Mahin Banu’s Baby. Written in four vignettes, No. 2.

Mohtaram Khanum lived in Shahbdolazim, in the ancient city of Rey. Home to the shrine of Shah Abdol-Azim, Rey was reconnected to Tehran under Nasser ed-Din Shah Qajar by the Tehran-Rey railway, known affectionately by locals as the machine dudi, the “smoke machine,” and attracted masses of pilgrims every year, each with their own pocketfuls of prayers and fistfuls of wishes.
Mohtaram Khanum herself did not pray, did not wish. She was a hardworking, practical woman who from an early age had learned to accept the fall of her family’s fortunes, and all its ensuing mud and holes and meatless days, with an almost ascetic elegance.
She did not cry when her husband drowned late that last winter in the boiling pit that was the bath house khazineh, leaving her pregnant and alone with a litter of small children under a crumbling roof of poplar logs and straw-clay. Instead, she stuck pots and jars under each soggy spot and, having no radio or phonograph, listened to the mystic ghazals of the evening rain until the dry season. Nor did she cry when her baby died only a month after its birth. She watched the neighbours bury the newborn in silence and devised a plan to patch up the roof in the forthcoming months.
Rarely did any of Mohtaram Khanum’s wealthier relations visit Shahbdolazim. Her only regular visitors were her mother, Galin Khanum, who had been favoured by Nasser-ed Din Shah as a child and often entertained him with her dancing and theatrics when her parents were at court, and her mother’s sister, Shokat, who now worked as a cook in the Moftakhar house, and occasionally stopped by with food or money or word of some respectable work. But the Moftakhars themselves had yet to set foot in their forgotten cousin’s leaking abode. Until late one autumn evening, when Asqar Aqa appeared at her doorstep.
He brought the usual parcels of fruits and sweets that Mohtaram Khanum’s aunt would have delivered on such a visit, but a more peculiar parcel lay cradled in his arms.
Mohtaram Khanum invited her guest inside and offered him some of the tea and dates that he had brought along with him. She used her best tea set – clear, delicate glasses, each glazed with a faded golden rim – and assessed the brew in the sunlight, ensuring that it boasted the dark henna color of a good Persian tea. After some polite chit-chat over the general state of the family, a few brief but genuine mutual condolences, and some not-so-genuine cooing on Mohtaram Khanum’s part over what was essentially a weak, sickly-looking baby, Asqar Aqa finally laid out his offer.
“I will help you out in any way I can, Khanum,” he began, with a slightly uneven voice. “But it is I who am left at your mercy. My mother has been feeding this child sugar water for two days now.

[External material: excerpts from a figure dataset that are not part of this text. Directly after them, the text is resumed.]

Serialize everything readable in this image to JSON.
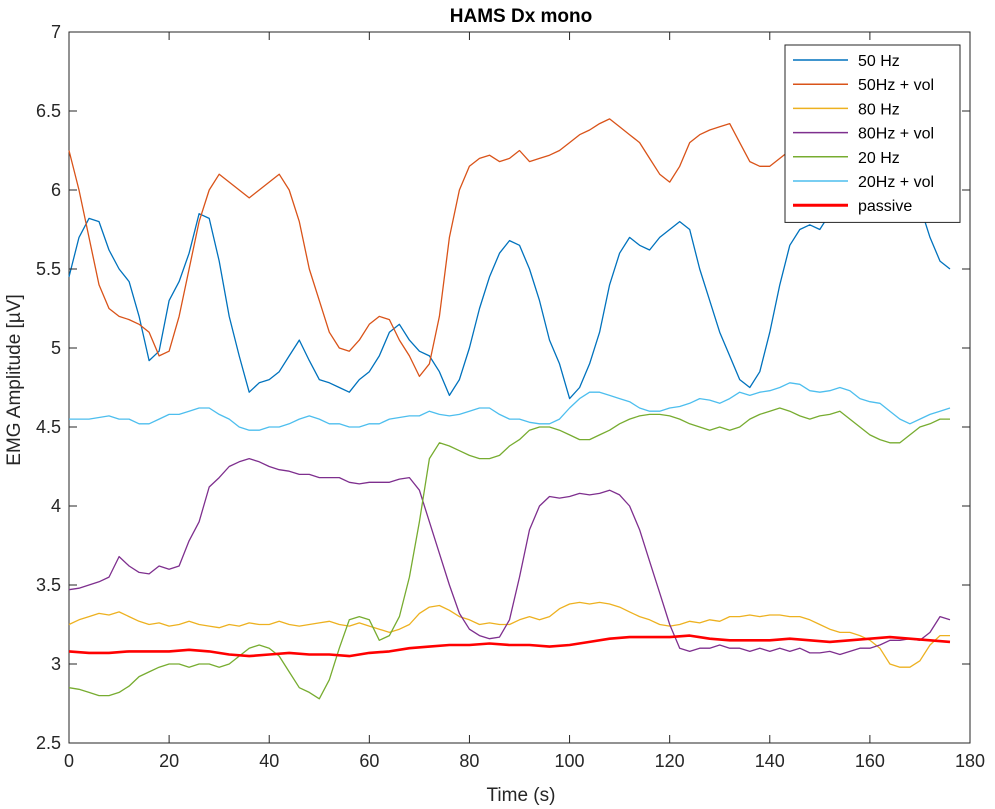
{
  "chart_data": {
    "type": "line",
    "title": "HAMS Dx mono",
    "xlabel": "Time (s)",
    "ylabel": "EMG Amplitude [µV]",
    "xlim": [
      0,
      180
    ],
    "ylim": [
      2.5,
      7
    ],
    "xticks": [
      "0",
      "20",
      "40",
      "60",
      "80",
      "100",
      "120",
      "140",
      "160",
      "180"
    ],
    "yticks": [
      "2.5",
      "3",
      "3.5",
      "4",
      "4.5",
      "5",
      "5.5",
      "6",
      "6.5",
      "7"
    ],
    "grid": false,
    "legend_position": "top-right",
    "series": [
      {
        "name": "50 Hz",
        "color": "#0072BD",
        "x": [
          0,
          2,
          4,
          6,
          8,
          10,
          12,
          14,
          16,
          18,
          20,
          22,
          24,
          26,
          28,
          30,
          32,
          34,
          36,
          38,
          40,
          42,
          44,
          46,
          48,
          50,
          52,
          54,
          56,
          58,
          60,
          62,
          64,
          66,
          68,
          70,
          72,
          74,
          76,
          78,
          80,
          82,
          84,
          86,
          88,
          90,
          92,
          94,
          96,
          98,
          100,
          102,
          104,
          106,
          108,
          110,
          112,
          114,
          116,
          118,
          120,
          122,
          124,
          126,
          128,
          130,
          132,
          134,
          136,
          138,
          140,
          142,
          144,
          146,
          148,
          150,
          152,
          154,
          156,
          158,
          160,
          162,
          164,
          166,
          168,
          170,
          172,
          174,
          176
        ],
        "y": [
          5.45,
          5.7,
          5.82,
          5.8,
          5.62,
          5.5,
          5.42,
          5.2,
          4.92,
          4.98,
          5.3,
          5.42,
          5.6,
          5.85,
          5.82,
          5.55,
          5.2,
          4.95,
          4.72,
          4.78,
          4.8,
          4.85,
          4.95,
          5.05,
          4.92,
          4.8,
          4.78,
          4.75,
          4.72,
          4.8,
          4.85,
          4.95,
          5.1,
          5.15,
          5.05,
          4.98,
          4.95,
          4.85,
          4.7,
          4.8,
          5.0,
          5.25,
          5.45,
          5.6,
          5.68,
          5.65,
          5.5,
          5.3,
          5.05,
          4.9,
          4.68,
          4.75,
          4.9,
          5.1,
          5.4,
          5.6,
          5.7,
          5.65,
          5.62,
          5.7,
          5.75,
          5.8,
          5.75,
          5.5,
          5.3,
          5.1,
          4.95,
          4.8,
          4.75,
          4.85,
          5.1,
          5.4,
          5.65,
          5.75,
          5.78,
          5.75,
          5.85,
          5.9,
          5.95,
          5.98,
          5.95,
          5.9,
          5.85,
          5.85,
          5.9,
          5.9,
          5.7,
          5.55,
          5.5
        ]
      },
      {
        "name": "50Hz + vol",
        "color": "#D95319",
        "x": [
          0,
          2,
          4,
          6,
          8,
          10,
          12,
          14,
          16,
          18,
          20,
          22,
          24,
          26,
          28,
          30,
          32,
          34,
          36,
          38,
          40,
          42,
          44,
          46,
          48,
          50,
          52,
          54,
          56,
          58,
          60,
          62,
          64,
          66,
          68,
          70,
          72,
          74,
          76,
          78,
          80,
          82,
          84,
          86,
          88,
          90,
          92,
          94,
          96,
          98,
          100,
          102,
          104,
          106,
          108,
          110,
          112,
          114,
          116,
          118,
          120,
          122,
          124,
          126,
          128,
          130,
          132,
          134,
          136,
          138,
          140,
          142,
          144,
          146,
          148,
          150,
          152,
          154,
          156,
          158,
          160,
          162,
          164
        ],
        "y": [
          6.25,
          6.0,
          5.7,
          5.4,
          5.25,
          5.2,
          5.18,
          5.15,
          5.1,
          4.95,
          4.98,
          5.2,
          5.5,
          5.8,
          6.0,
          6.1,
          6.05,
          6.0,
          5.95,
          6.0,
          6.05,
          6.1,
          6.0,
          5.8,
          5.5,
          5.3,
          5.1,
          5.0,
          4.98,
          5.05,
          5.15,
          5.2,
          5.18,
          5.05,
          4.95,
          4.82,
          4.9,
          5.2,
          5.7,
          6.0,
          6.15,
          6.2,
          6.22,
          6.18,
          6.2,
          6.25,
          6.18,
          6.2,
          6.22,
          6.25,
          6.3,
          6.35,
          6.38,
          6.42,
          6.45,
          6.4,
          6.35,
          6.3,
          6.2,
          6.1,
          6.05,
          6.15,
          6.3,
          6.35,
          6.38,
          6.4,
          6.42,
          6.3,
          6.18,
          6.15,
          6.15,
          6.2,
          6.25,
          6.22,
          6.25,
          6.28,
          6.3,
          6.35,
          6.4,
          6.42,
          6.4,
          6.35,
          6.3
        ]
      },
      {
        "name": "80 Hz",
        "color": "#EDB120",
        "x": [
          0,
          2,
          4,
          6,
          8,
          10,
          12,
          14,
          16,
          18,
          20,
          22,
          24,
          26,
          28,
          30,
          32,
          34,
          36,
          38,
          40,
          42,
          44,
          46,
          48,
          50,
          52,
          54,
          56,
          58,
          60,
          62,
          64,
          66,
          68,
          70,
          72,
          74,
          76,
          78,
          80,
          82,
          84,
          86,
          88,
          90,
          92,
          94,
          96,
          98,
          100,
          102,
          104,
          106,
          108,
          110,
          112,
          114,
          116,
          118,
          120,
          122,
          124,
          126,
          128,
          130,
          132,
          134,
          136,
          138,
          140,
          142,
          144,
          146,
          148,
          150,
          152,
          154,
          156,
          158,
          160,
          162,
          164,
          166,
          168,
          170,
          172,
          174,
          176
        ],
        "y": [
          3.25,
          3.28,
          3.3,
          3.32,
          3.31,
          3.33,
          3.3,
          3.27,
          3.25,
          3.26,
          3.24,
          3.25,
          3.27,
          3.25,
          3.24,
          3.23,
          3.25,
          3.24,
          3.26,
          3.25,
          3.25,
          3.27,
          3.25,
          3.24,
          3.25,
          3.26,
          3.27,
          3.25,
          3.24,
          3.26,
          3.24,
          3.22,
          3.2,
          3.22,
          3.25,
          3.32,
          3.36,
          3.37,
          3.34,
          3.3,
          3.28,
          3.25,
          3.26,
          3.25,
          3.25,
          3.28,
          3.3,
          3.28,
          3.3,
          3.35,
          3.38,
          3.39,
          3.38,
          3.39,
          3.38,
          3.36,
          3.33,
          3.3,
          3.28,
          3.25,
          3.24,
          3.25,
          3.27,
          3.26,
          3.28,
          3.27,
          3.3,
          3.3,
          3.31,
          3.3,
          3.31,
          3.31,
          3.3,
          3.3,
          3.28,
          3.25,
          3.22,
          3.2,
          3.2,
          3.18,
          3.15,
          3.1,
          3.0,
          2.98,
          2.98,
          3.02,
          3.12,
          3.18,
          3.18
        ]
      },
      {
        "name": "80Hz + vol",
        "color": "#7E2F8E",
        "x": [
          0,
          2,
          4,
          6,
          8,
          10,
          12,
          14,
          16,
          18,
          20,
          22,
          24,
          26,
          28,
          30,
          32,
          34,
          36,
          38,
          40,
          42,
          44,
          46,
          48,
          50,
          52,
          54,
          56,
          58,
          60,
          62,
          64,
          66,
          68,
          70,
          72,
          74,
          76,
          78,
          80,
          82,
          84,
          86,
          88,
          90,
          92,
          94,
          96,
          98,
          100,
          102,
          104,
          106,
          108,
          110,
          112,
          114,
          116,
          118,
          120,
          122,
          124,
          126,
          128,
          130,
          132,
          134,
          136,
          138,
          140,
          142,
          144,
          146,
          148,
          150,
          152,
          154,
          156,
          158,
          160,
          162,
          164,
          166,
          168,
          170,
          172,
          174,
          176
        ],
        "y": [
          3.47,
          3.48,
          3.5,
          3.52,
          3.55,
          3.68,
          3.62,
          3.58,
          3.57,
          3.62,
          3.6,
          3.62,
          3.78,
          3.9,
          4.12,
          4.18,
          4.25,
          4.28,
          4.3,
          4.28,
          4.25,
          4.23,
          4.22,
          4.2,
          4.2,
          4.18,
          4.18,
          4.18,
          4.15,
          4.14,
          4.15,
          4.15,
          4.15,
          4.17,
          4.18,
          4.1,
          3.9,
          3.7,
          3.5,
          3.32,
          3.22,
          3.18,
          3.16,
          3.17,
          3.28,
          3.55,
          3.85,
          4.0,
          4.06,
          4.05,
          4.06,
          4.08,
          4.07,
          4.08,
          4.1,
          4.07,
          4.0,
          3.85,
          3.65,
          3.45,
          3.25,
          3.1,
          3.08,
          3.1,
          3.1,
          3.12,
          3.1,
          3.1,
          3.08,
          3.1,
          3.08,
          3.1,
          3.08,
          3.1,
          3.07,
          3.07,
          3.08,
          3.06,
          3.08,
          3.1,
          3.1,
          3.12,
          3.15,
          3.15,
          3.16,
          3.15,
          3.2,
          3.3,
          3.28
        ]
      },
      {
        "name": "20 Hz",
        "color": "#77AC30",
        "x": [
          0,
          2,
          4,
          6,
          8,
          10,
          12,
          14,
          16,
          18,
          20,
          22,
          24,
          26,
          28,
          30,
          32,
          34,
          36,
          38,
          40,
          42,
          44,
          46,
          48,
          50,
          52,
          54,
          56,
          58,
          60,
          62,
          64,
          66,
          68,
          70,
          72,
          74,
          76,
          78,
          80,
          82,
          84,
          86,
          88,
          90,
          92,
          94,
          96,
          98,
          100,
          102,
          104,
          106,
          108,
          110,
          112,
          114,
          116,
          118,
          120,
          122,
          124,
          126,
          128,
          130,
          132,
          134,
          136,
          138,
          140,
          142,
          144,
          146,
          148,
          150,
          152,
          154,
          156,
          158,
          160,
          162,
          164,
          166,
          168,
          170,
          172,
          174,
          176
        ],
        "y": [
          2.85,
          2.84,
          2.82,
          2.8,
          2.8,
          2.82,
          2.86,
          2.92,
          2.95,
          2.98,
          3.0,
          3.0,
          2.98,
          3.0,
          3.0,
          2.98,
          3.0,
          3.05,
          3.1,
          3.12,
          3.1,
          3.05,
          2.95,
          2.85,
          2.82,
          2.78,
          2.9,
          3.1,
          3.28,
          3.3,
          3.28,
          3.15,
          3.18,
          3.3,
          3.55,
          3.9,
          4.3,
          4.4,
          4.38,
          4.35,
          4.32,
          4.3,
          4.3,
          4.32,
          4.38,
          4.42,
          4.48,
          4.5,
          4.5,
          4.48,
          4.45,
          4.42,
          4.42,
          4.45,
          4.48,
          4.52,
          4.55,
          4.57,
          4.58,
          4.58,
          4.57,
          4.55,
          4.52,
          4.5,
          4.48,
          4.5,
          4.48,
          4.5,
          4.55,
          4.58,
          4.6,
          4.62,
          4.6,
          4.57,
          4.55,
          4.57,
          4.58,
          4.6,
          4.55,
          4.5,
          4.45,
          4.42,
          4.4,
          4.4,
          4.45,
          4.5,
          4.52,
          4.55,
          4.55
        ]
      },
      {
        "name": "20Hz + vol",
        "color": "#4DBEEE",
        "x": [
          0,
          2,
          4,
          6,
          8,
          10,
          12,
          14,
          16,
          18,
          20,
          22,
          24,
          26,
          28,
          30,
          32,
          34,
          36,
          38,
          40,
          42,
          44,
          46,
          48,
          50,
          52,
          54,
          56,
          58,
          60,
          62,
          64,
          66,
          68,
          70,
          72,
          74,
          76,
          78,
          80,
          82,
          84,
          86,
          88,
          90,
          92,
          94,
          96,
          98,
          100,
          102,
          104,
          106,
          108,
          110,
          112,
          114,
          116,
          118,
          120,
          122,
          124,
          126,
          128,
          130,
          132,
          134,
          136,
          138,
          140,
          142,
          144,
          146,
          148,
          150,
          152,
          154,
          156,
          158,
          160,
          162,
          164,
          166,
          168,
          170,
          172,
          174,
          176
        ],
        "y": [
          4.55,
          4.55,
          4.55,
          4.56,
          4.57,
          4.55,
          4.55,
          4.52,
          4.52,
          4.55,
          4.58,
          4.58,
          4.6,
          4.62,
          4.62,
          4.58,
          4.55,
          4.5,
          4.48,
          4.48,
          4.5,
          4.5,
          4.52,
          4.55,
          4.57,
          4.55,
          4.52,
          4.52,
          4.5,
          4.5,
          4.52,
          4.52,
          4.55,
          4.56,
          4.57,
          4.57,
          4.6,
          4.58,
          4.57,
          4.58,
          4.6,
          4.62,
          4.62,
          4.58,
          4.55,
          4.55,
          4.53,
          4.52,
          4.52,
          4.55,
          4.62,
          4.68,
          4.72,
          4.72,
          4.7,
          4.68,
          4.66,
          4.62,
          4.6,
          4.6,
          4.62,
          4.63,
          4.65,
          4.68,
          4.67,
          4.65,
          4.68,
          4.72,
          4.7,
          4.72,
          4.73,
          4.75,
          4.78,
          4.77,
          4.73,
          4.72,
          4.73,
          4.75,
          4.73,
          4.68,
          4.66,
          4.65,
          4.6,
          4.55,
          4.52,
          4.55,
          4.58,
          4.6,
          4.62
        ]
      },
      {
        "name": "passive",
        "color": "#FF0000",
        "x": [
          0,
          4,
          8,
          12,
          16,
          20,
          24,
          28,
          32,
          36,
          40,
          44,
          48,
          52,
          56,
          60,
          64,
          68,
          72,
          76,
          80,
          84,
          88,
          92,
          96,
          100,
          104,
          108,
          112,
          116,
          120,
          124,
          128,
          132,
          136,
          140,
          144,
          148,
          152,
          156,
          160,
          164,
          168,
          172,
          176
        ],
        "y": [
          3.08,
          3.07,
          3.07,
          3.08,
          3.08,
          3.08,
          3.09,
          3.08,
          3.06,
          3.05,
          3.06,
          3.07,
          3.06,
          3.06,
          3.05,
          3.07,
          3.08,
          3.1,
          3.11,
          3.12,
          3.12,
          3.13,
          3.12,
          3.12,
          3.11,
          3.12,
          3.14,
          3.16,
          3.17,
          3.17,
          3.17,
          3.18,
          3.16,
          3.15,
          3.15,
          3.15,
          3.16,
          3.15,
          3.14,
          3.15,
          3.16,
          3.17,
          3.16,
          3.15,
          3.14
        ]
      }
    ]
  }
}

But she can not –” he choked a little, “she will not survive like this.”
If Mohtaram Khanum had been the praying type, she would have set off to Shah Abdol-Azim’s mirrored shrine that very day, showering his tomb in gratitude with her roof savings. But as she was not, she tucked her money into her blouse, took the baby in her arms, and once Asqar Aqa left, nursed her with what should have been her own baby’s milk.
For two years, Mahin Banu’s baby remained nameless in Shahbdolazim, under the care of Mohtaram Khanum. In these two years, she suffered every major disease that plagued the neighbourhood – chicken pox, measles, mumps, typhoid fever. She caught them all, and Mohtaram Khanum nursed her through them all, first by herself, and later with the help of an obliging jennet.

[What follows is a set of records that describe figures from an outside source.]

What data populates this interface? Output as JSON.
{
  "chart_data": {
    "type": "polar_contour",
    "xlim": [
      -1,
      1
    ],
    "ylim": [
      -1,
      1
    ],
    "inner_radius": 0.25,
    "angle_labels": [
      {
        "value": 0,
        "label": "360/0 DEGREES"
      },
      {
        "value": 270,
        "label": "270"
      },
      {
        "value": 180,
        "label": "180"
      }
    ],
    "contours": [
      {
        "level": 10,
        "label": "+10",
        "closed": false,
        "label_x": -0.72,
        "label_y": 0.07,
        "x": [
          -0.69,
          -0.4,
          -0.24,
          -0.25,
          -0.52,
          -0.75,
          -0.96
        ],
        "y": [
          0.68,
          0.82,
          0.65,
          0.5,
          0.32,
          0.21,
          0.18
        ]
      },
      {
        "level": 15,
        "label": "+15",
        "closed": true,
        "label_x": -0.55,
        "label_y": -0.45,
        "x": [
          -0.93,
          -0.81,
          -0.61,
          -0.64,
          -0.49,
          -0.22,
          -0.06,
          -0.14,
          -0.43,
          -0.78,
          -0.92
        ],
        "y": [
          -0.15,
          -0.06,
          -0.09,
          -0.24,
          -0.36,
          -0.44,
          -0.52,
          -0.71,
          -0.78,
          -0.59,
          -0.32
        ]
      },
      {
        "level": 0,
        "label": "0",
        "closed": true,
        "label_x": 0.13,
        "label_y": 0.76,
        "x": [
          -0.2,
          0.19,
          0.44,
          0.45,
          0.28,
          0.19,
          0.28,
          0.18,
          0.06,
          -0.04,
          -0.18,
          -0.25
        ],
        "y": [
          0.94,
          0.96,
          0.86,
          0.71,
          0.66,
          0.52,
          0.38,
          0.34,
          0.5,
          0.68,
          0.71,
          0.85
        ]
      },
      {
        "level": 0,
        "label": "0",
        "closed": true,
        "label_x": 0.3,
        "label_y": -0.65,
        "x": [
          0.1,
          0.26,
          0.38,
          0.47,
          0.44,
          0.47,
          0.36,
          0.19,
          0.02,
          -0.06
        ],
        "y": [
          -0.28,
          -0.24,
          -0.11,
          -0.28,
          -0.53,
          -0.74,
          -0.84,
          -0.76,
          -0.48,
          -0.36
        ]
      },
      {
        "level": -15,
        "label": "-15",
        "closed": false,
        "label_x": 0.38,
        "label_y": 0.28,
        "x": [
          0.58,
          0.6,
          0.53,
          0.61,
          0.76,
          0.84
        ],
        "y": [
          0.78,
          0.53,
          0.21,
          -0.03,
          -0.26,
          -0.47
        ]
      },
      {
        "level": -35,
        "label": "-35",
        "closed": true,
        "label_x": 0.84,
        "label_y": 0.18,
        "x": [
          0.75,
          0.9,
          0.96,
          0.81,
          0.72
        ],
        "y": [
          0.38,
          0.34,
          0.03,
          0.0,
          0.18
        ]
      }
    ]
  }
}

On Fridays, Asqar Aqa visited his daughter, taking care that the child’s wet nurses, both human and equine, never went hungry. At first he came alone, lugging bags filled with stone-baked bread, lamb and syrupy sweets for Mohtaram Khanum’s children. Two weeks later, he brought Mahin Banu’s youngest sister, Mehri, along with him. Three weeks later, the Samenis began urging the young widower to marry Mehri. Four weeks later, he did.

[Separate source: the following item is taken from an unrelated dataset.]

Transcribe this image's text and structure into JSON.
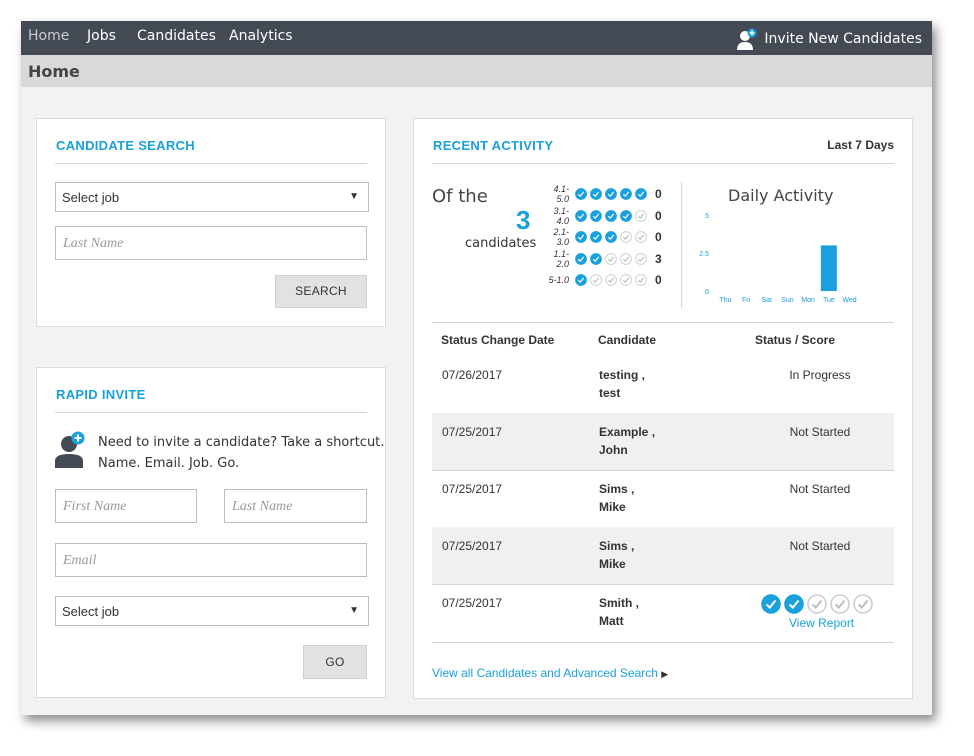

By the last time Asqar Aqa returned to Shahbdolazim, ready to welcome his daughter home, Mehri had already given birth to two children and was pregnant with her third. And of course, as fate would have it, all three of them were boys.
Though Mohtaram Khanum did not cry when Mahin Banu’s scrawny, dark child finally left her home, she did visit the Moftakhars twice a month for the next sixteen years, reminding them each time, “That’s my child. She drank my milk for two years.”